A patient dies of rage after infected with an organ transplant

NBC News

A Michigan resident who received a transplant in December died after infected with rage for the new body he received, the State Health Department said Wednesday.

“A public health investigation determined that they contracted rage through the transplanted body,” Lynn Sutfin, spokesman for the Department of Health and Human Services, said in a statement.

The patient received the transplant in an Ohio hospital in December, and then died in January, the department said. The statement did not include information about the identity of the receiver or the type of organ that was transplanted. The donor was not a resident of Michigan or Ohio, as said.

Sutfin expanded that the health departments of Michigan and Ohio “worked in close collaboration” with each other and with the centers for disease control and prevention (CDC, in English) in the patient’s death investigation. The rage laboratory of the CDC confirmed the diagnosis.

“Health officials worked together to ensure that people, including medical care providers, who were in contact with Michigan’s individual were evaluated to detect possible exposure to rage,” the statement added.

The department refused to provide additional information to NBC News. The Ohio Department of Health and the CDC did not respond to requests for comments.

Rabies can be transmitted to humans If they come into contact with saliva or blood of infected animalssuch as bats, mapaches, motifs or street dogs. It is not always known immediately if a person has contracted rage, since the initial symptoms are similar to those of the flu, such as fever, headache and nausea. As the disease progresses, patients experience difficulty swallowing, excessive salivation and hallucinations.

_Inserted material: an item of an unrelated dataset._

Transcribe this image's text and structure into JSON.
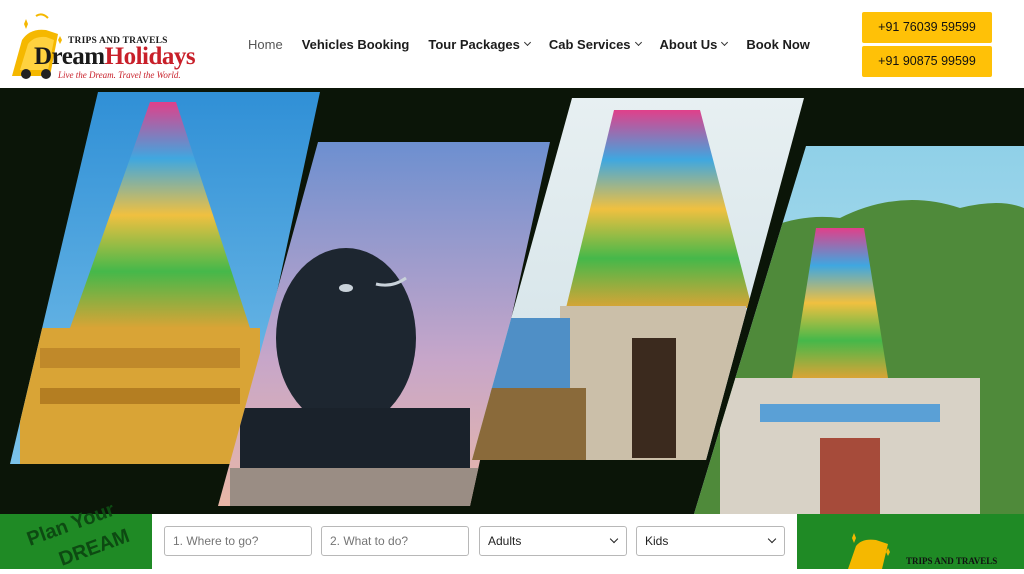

If a person does not seek medical attention quickly after being scratched or bitten by a potentially infected animal, the rage is deadly. Before 1960, several hundred people died of it every year, but the annual number has been reduced to less than 10 in recent years, according to CDC.

In the United States, possible organ donors undergo virus detection, bacteria and other infections; However, anger is not usually among those tests, in part because the test to detect it takes too much time and because infection is very rare in people.

A patient who received a kidney transplant in 2013 died similarly after having contracted rage through the organ. It was discovered that the donor had died of rage in Florida, But the cause of death was discovered only after of an investigation on the death of the receiver. Three other patients also received donor organs.

In 2004, three transplant receptors died of rage after receiving organs from a donor infected with Arkansas.